In many cases, the objective function is not given by a specific formula but is only given in the form of an evaluation process. For example, if the objective is to find the best number of pistons $k$ in an engine to maximize the mileage per gallon $f(k)$, $f$ does not have an analytical formulation. In this example, the objective function presents the additional difficulty of having a discrete domain, namely the set of positive natural numbers $k\in\mathbb{N}^{*}$. In discrete optimization, necessary conditions, sufficient conditions and gradient based algorithms are inapplicable.
Nevertheless, $f$ can still be evaluated for any candidate solution that might be considered. In the previous example, $f(k)$ can be evaluated by actually building an engine with $k$ pistons and measuring the mileage per gallon empirically, clearly a costly process.
A problem such as the one we just described is known as a black-box optimization problem.
$$\min_{\mathbf{x}\in\dom f}f(\mathbf{x}),$$
where the only available operation on $f$ is evaluation, namely obtaining $f(\mathbf{x})$ from any given value $\mathbf{x}$.
Then the above problem is referred to as a black-box optimization problem.
The efficiency of black box optimization strategies is usually measured in terms of the number of evaluations to reach a target value or reciprocally in terms of the target value attainable for a given number of evaluations.
In this context, stochastic optimization algorithms propose to iteratively try new candidate solutions based on a probability distribution on the domain of $f$. Consider for instance the example of uniform random search which consists in repeatedly sampling candidate solutions in a uniform distribution over $\dom f$, i.e. $\mathbf{x}_{t}\sim\mathcal{U}(\dom f)$, and returning the best candidate found so far (see the algorithm below).
Inputs: | $f$, a function. $\delta\hspace{-1pt}t$, the step size. |
Outputs: | $\hat{\mathbf{x}}$, approximation of a global minimum. |
Variables: | $\mathbf{x}_{t}$, candidate solution of the algorithm at time t. |
$\mathbf{x}_{0}\sim\mathcal{U}(\dom f)$
$\hat{\mathbf{x}}:=\mathbf{x}_{0}$
$\mathbf{x}_{t+1}\sim\mathcal{U}(\dom f)$
if $f(\mathbf{x}_{t+1}) < f(\hat{\mathbf{x}})$ then $\hat{\mathbf{x}}:=\mathbf{x}_{t+1}$
return best guess so far $\hat{\mathbf{x}}$.
end
Although this algorithm does not seem very efficient (statements about the superiority of a particular optimization method should always be considered in the light of the no free lunch theorem [Wolpert1997]), which states that no optimization algorithm is strictly better than another on all problems), it has a number of interesting properties.

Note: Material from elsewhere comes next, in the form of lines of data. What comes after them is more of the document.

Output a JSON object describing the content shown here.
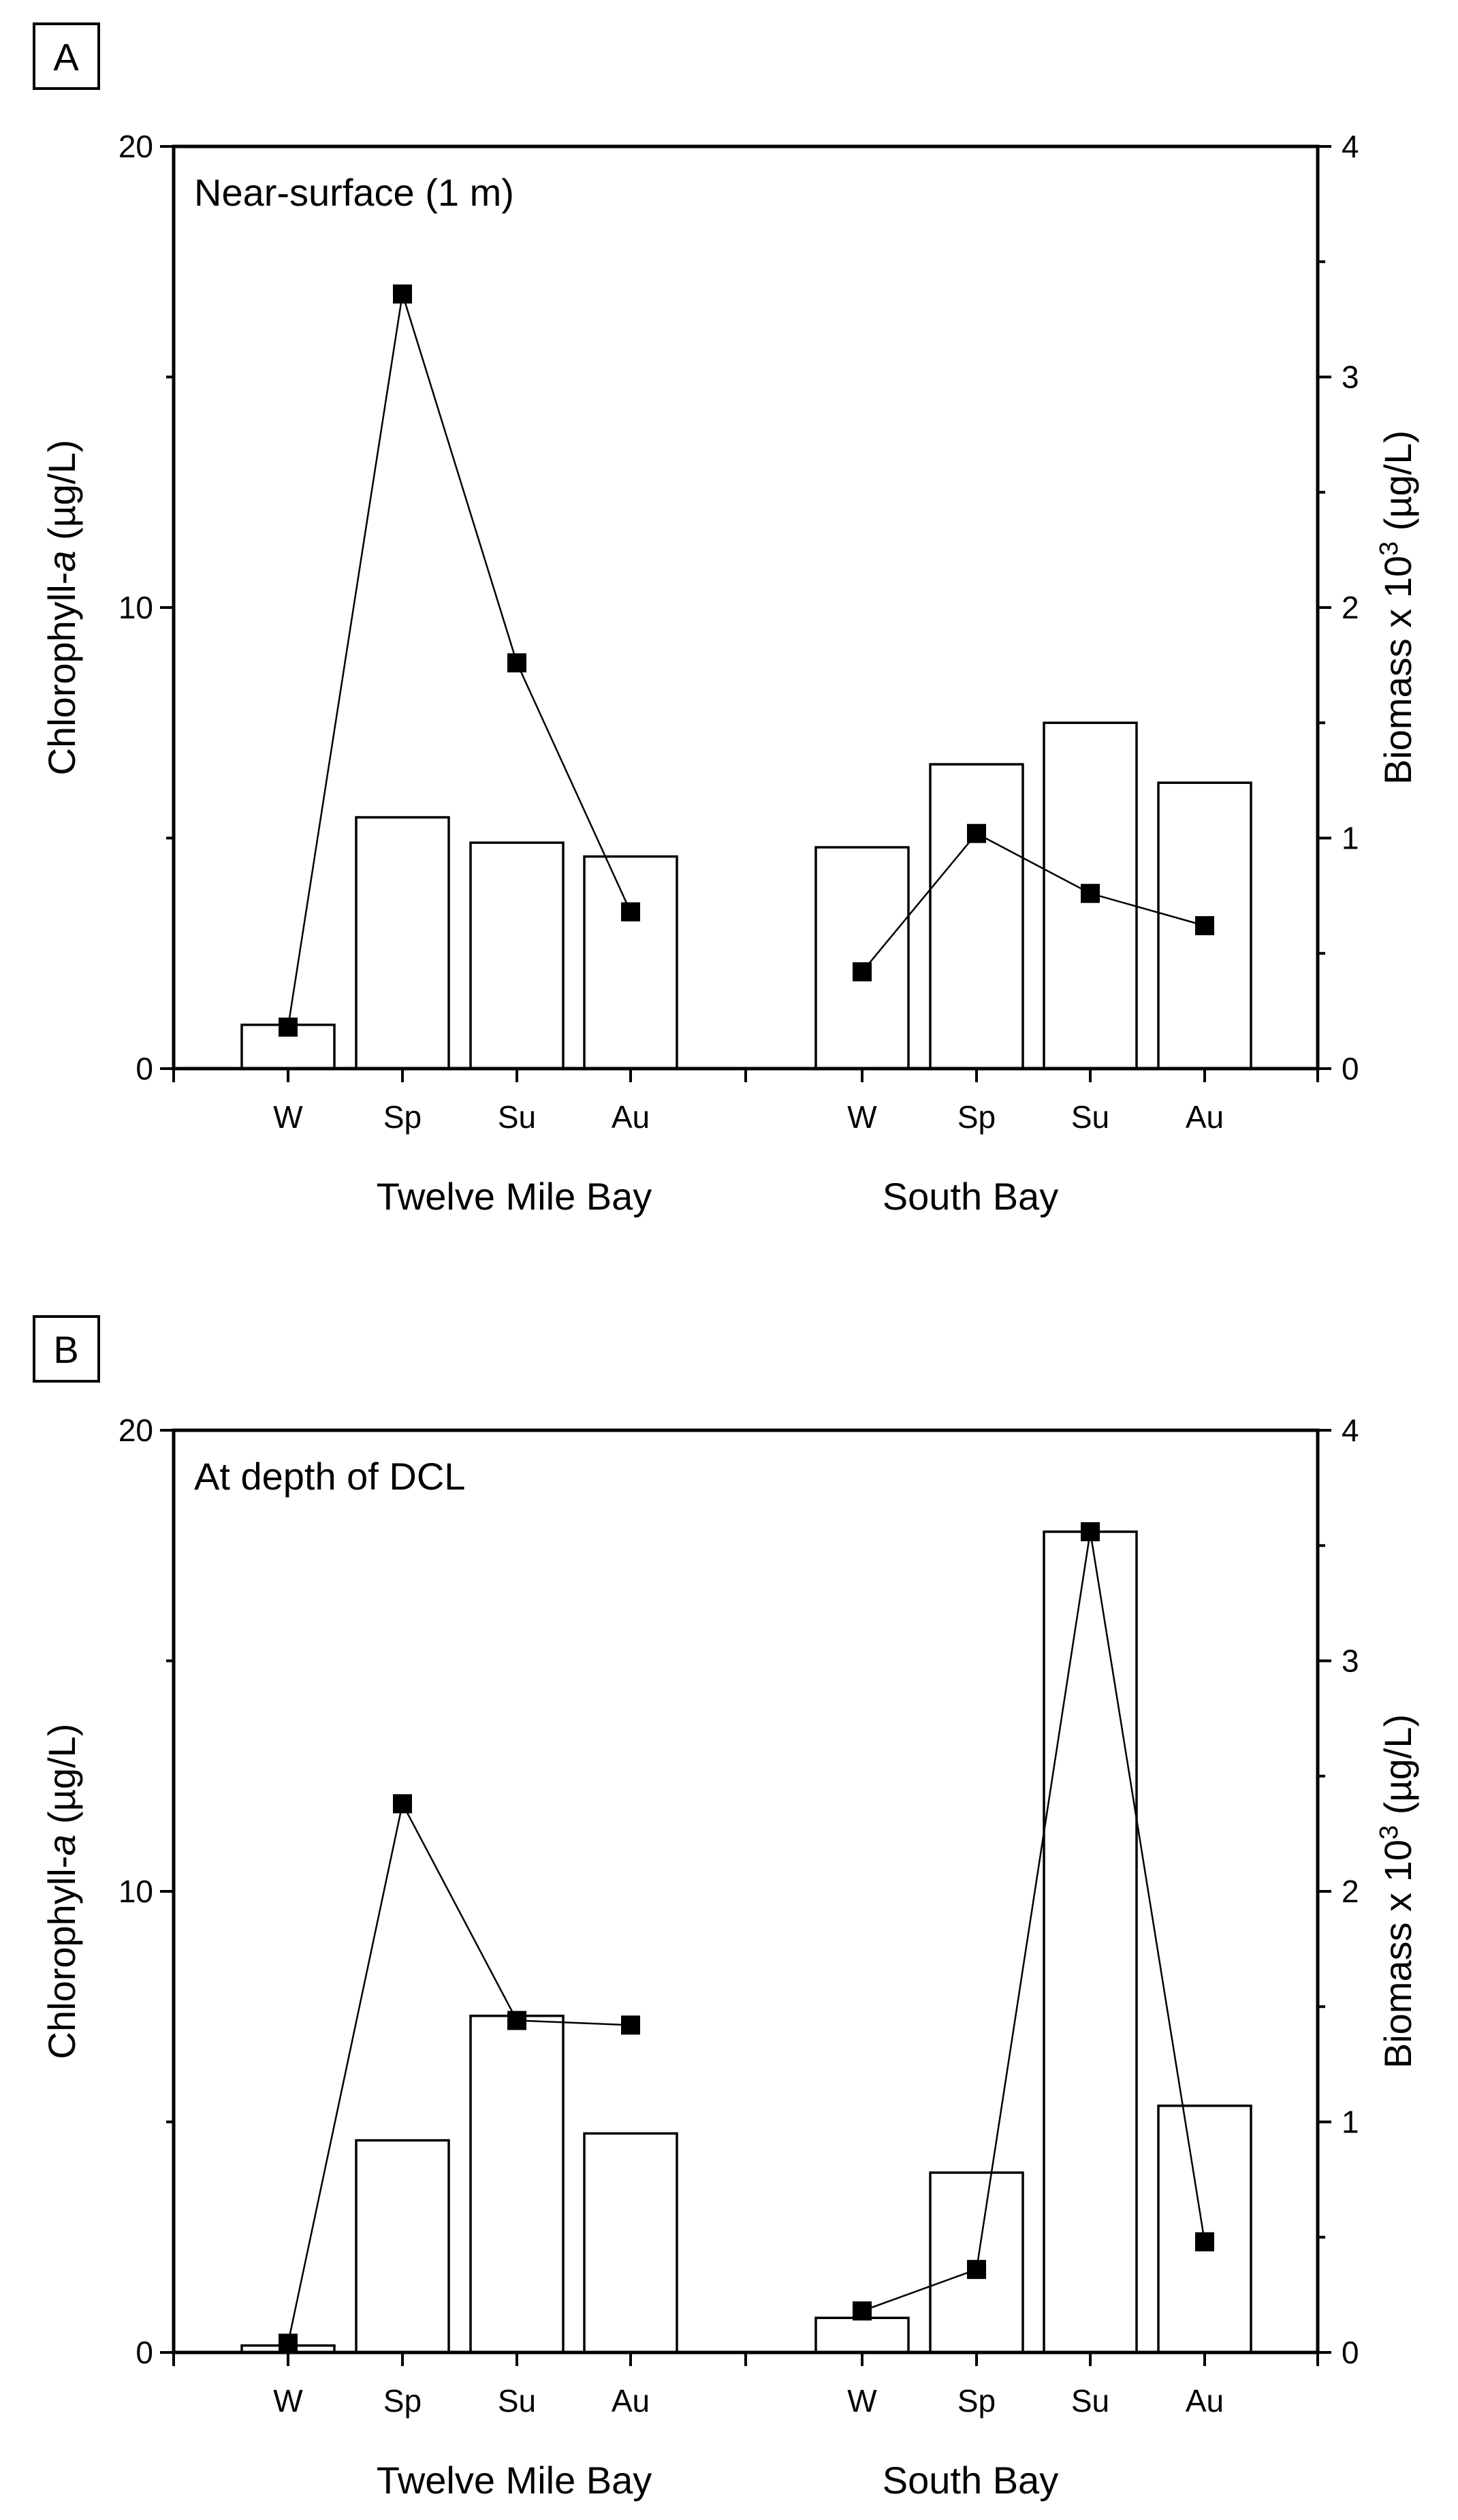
{
  "chart_data": [
    {
      "type": "bar",
      "panel_label": "A",
      "title": "Near-surface (1 m)",
      "ylabel_left": "Chlorophyll-a (µg/L)",
      "ylabel_right": "Biomass x 10³ (µg/L)",
      "left_ylim": [
        0,
        20
      ],
      "left_yticks": [
        "0",
        "10",
        "20"
      ],
      "right_ylim": [
        0,
        4
      ],
      "right_yticks": [
        "0",
        "1",
        "2",
        "3",
        "4"
      ],
      "groups": [
        {
          "name": "Twelve Mile Bay",
          "categories": [
            "W",
            "Sp",
            "Su",
            "Au"
          ],
          "biomass_bars": [
            0.19,
            1.09,
            0.98,
            0.92
          ],
          "chlorophyll_line": [
            0.9,
            16.8,
            8.8,
            3.4
          ]
        },
        {
          "name": "South Bay",
          "categories": [
            "W",
            "Sp",
            "Su",
            "Au"
          ],
          "biomass_bars": [
            0.96,
            1.32,
            1.5,
            1.24
          ],
          "chlorophyll_line": [
            2.1,
            5.1,
            3.8,
            3.1
          ]
        }
      ]
    },
    {
      "type": "bar",
      "panel_label": "B",
      "title": "At depth of DCL",
      "ylabel_left": "Chlorophyll-a (µg/L)",
      "ylabel_right": "Biomass x 10³ (µg/L)",
      "left_ylim": [
        0,
        20
      ],
      "left_yticks": [
        "0",
        "10",
        "20"
      ],
      "right_ylim": [
        0,
        4
      ],
      "right_yticks": [
        "0",
        "1",
        "2",
        "3",
        "4"
      ],
      "groups": [
        {
          "name": "Twelve Mile Bay",
          "categories": [
            "W",
            "Sp",
            "Su",
            "Au"
          ],
          "biomass_bars": [
            0.03,
            0.92,
            1.46,
            0.95
          ],
          "chlorophyll_line": [
            0.2,
            11.9,
            7.2,
            7.1
          ]
        },
        {
          "name": "South Bay",
          "categories": [
            "W",
            "Sp",
            "Su",
            "Au"
          ],
          "biomass_bars": [
            0.15,
            0.78,
            3.56,
            1.07
          ],
          "chlorophyll_line": [
            0.9,
            1.8,
            17.8,
            2.4
          ]
        }
      ]
    }
  ]
}
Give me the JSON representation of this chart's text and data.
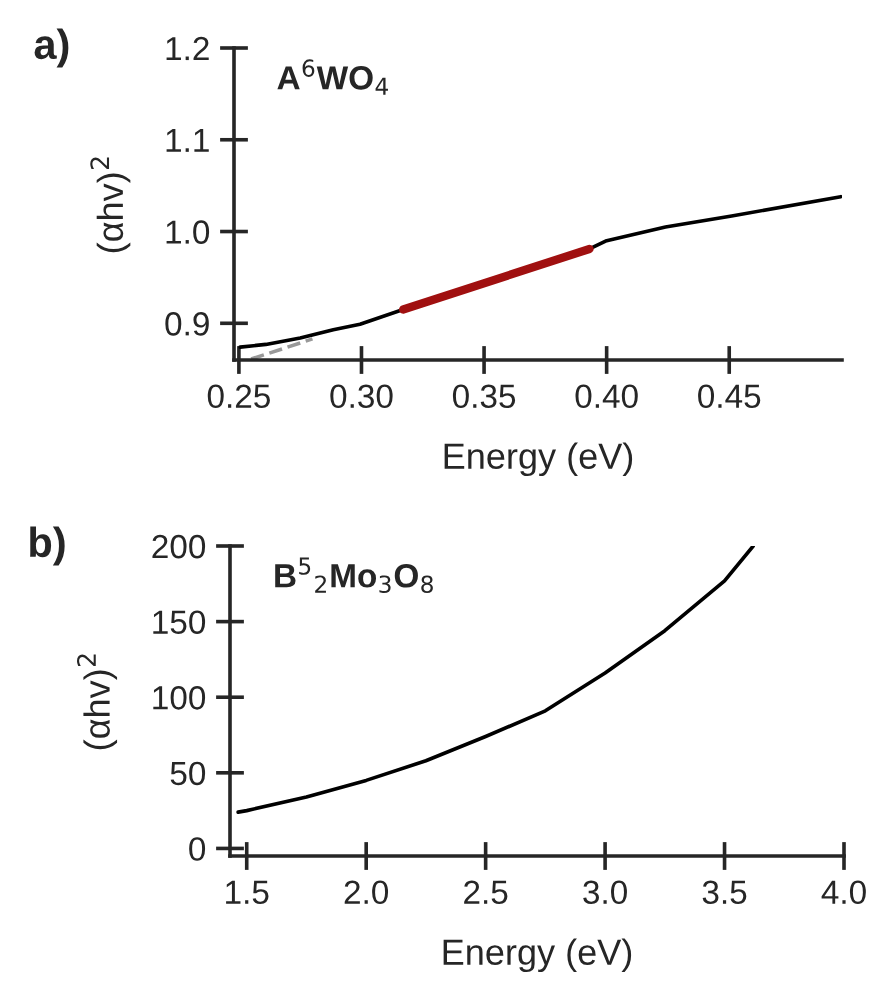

First, it is a global optimization method and never gets stuck into local minima; second, there is a guarantee that each step can only improve performance. Finally, this algorithm is capable of ignoring dimensions which are not relevant to the problem and can therefore be much more efficient than a grid search approach [Bergstra2012].
An interesting improvement of this method concerns the possibility of adapting the probability distribution based on past observations. In essence, the goal is then to learn from previous attempts, where better values might be located in the search space.